Evaluation stride has a immense impact on performance: the AJ gap between $s=1$ and $s=4$ on Kubric is 16.4, demonstrating that fine-grained matching is indeed crucial.
Training on Kubric generalises well to real DAVIS videos: although the training data is synthetic, the feature correspondence capability transfers well.
Training on Kinetics achieves similar results (AJ 34.6 vs. 34.5 trained on Kubric evaluated on DAVIS), indicating that the method does not rely on synthetic data.
A gap still remains between self-supervised and supervised methods: there is still a noticeable performance gap compared to TAPIR (84.7 Kubric AJ), but considering the complete lack of annotations, the results are highly encouraging.
Visibility prediction is achieved through a cycle consistency threshold: if the displacement error of the forward-backward loop exceeds $\tau_{cyc}=3$ pixels, the point is marked as occluded.

Highlights & Insights¶

Simple and efficient self-supervised solution: The overall method is conceptually simple—global matching + random walk + label warping, without requiring complex multi-stage training or coarse-to-fine matching.
Highly inspiring label warping: Data augmentation strategies that worked historically for CNNs fail on Transformers because the global receptive field of the Transformer can easily "invert" spatial transformations. Warping the labels instead of features is an elegant solution.
Dual advantages of global matching: (1) High spatial accuracy (64×64 vs. early 7×7), (2) considering a vast number of paths per iteration, providing richer gradient signals.
Visibility detection requires no additional modules, directly reusing the cycle consistency check.

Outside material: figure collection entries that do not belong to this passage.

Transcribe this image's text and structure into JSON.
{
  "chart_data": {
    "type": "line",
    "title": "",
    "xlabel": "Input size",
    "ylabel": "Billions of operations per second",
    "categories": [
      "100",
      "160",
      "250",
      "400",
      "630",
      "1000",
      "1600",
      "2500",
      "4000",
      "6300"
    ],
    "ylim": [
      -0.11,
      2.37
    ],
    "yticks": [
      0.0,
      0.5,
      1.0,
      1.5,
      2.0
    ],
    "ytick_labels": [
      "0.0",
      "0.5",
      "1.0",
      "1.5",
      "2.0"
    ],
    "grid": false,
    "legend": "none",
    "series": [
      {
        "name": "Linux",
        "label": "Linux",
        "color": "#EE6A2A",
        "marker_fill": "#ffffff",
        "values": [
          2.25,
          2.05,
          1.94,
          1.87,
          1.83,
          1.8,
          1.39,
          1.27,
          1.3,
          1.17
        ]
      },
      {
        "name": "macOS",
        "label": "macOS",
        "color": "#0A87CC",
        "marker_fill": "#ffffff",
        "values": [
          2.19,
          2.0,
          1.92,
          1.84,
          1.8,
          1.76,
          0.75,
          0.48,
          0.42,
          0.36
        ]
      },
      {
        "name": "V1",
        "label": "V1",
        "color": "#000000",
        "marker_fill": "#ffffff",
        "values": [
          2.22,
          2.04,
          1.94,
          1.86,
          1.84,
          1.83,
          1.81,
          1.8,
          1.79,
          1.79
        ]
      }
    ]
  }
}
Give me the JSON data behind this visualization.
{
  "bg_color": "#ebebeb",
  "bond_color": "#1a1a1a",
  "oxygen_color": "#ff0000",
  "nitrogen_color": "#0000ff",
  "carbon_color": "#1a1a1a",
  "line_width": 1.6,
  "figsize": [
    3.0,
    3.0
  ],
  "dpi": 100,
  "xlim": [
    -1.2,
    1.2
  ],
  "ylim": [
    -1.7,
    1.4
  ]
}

Limitations & Future Work¶

The gap with supervised SOTAs (TAPIR/CoTracker) remains significant, especially in occlusion handling and long-term tracking.
Only single-scale matching is used (the original GMFlow design supports dual-scale); incorporating multi-scale might yield further improvements.
The computational overhead of evaluation stride $s=1$ is high: global matching on a 64×64 resolution translates to a 4096×4096 attention matrix.
The potential of training on large-scale unlabeled videos (e.g., using YouTube data) has not been explored.
Cycle consistency is naturally unable to handle "disappearance and reappearance" occlusion patterns.

CRW (Contrastive Random Walk) is the theoretical foundation of this work; GMRW upgrades it from coarse-grained CNNs to high-precision global Transformers.
The global matching architecture of GMFlow is creatively applied to self-supervised learning, whereas its original design was for supervised optical flow estimation.
Label warping may also inspire other tasks using Transformers + cycle consistency (e.g., self-supervised depth estimation, 3D correspondence learning).
Proves that the trend of "self-supervised approaching supervised baselines" also holds true in the field of point tracking.

Rating¶

Novelty: ⭐⭐⭐⭐ (The combination of global matching and CRW is novel, and label warping cleverly resolves Transformer-specific issues)
Experimental Thoroughness: ⭐⭐⭐⭐ (Four TAPVid benchmarks + comparisons with various self-supervised/supervised baselines + complete ablations)
Writing Quality: ⭐⭐⭐⭐ (The methodology is clearly described, but the paper is relatively short)
Value: ⭐⭐⭐⭐ (The self-supervised point tracking direction shows potential, but is still some distance away from practical application)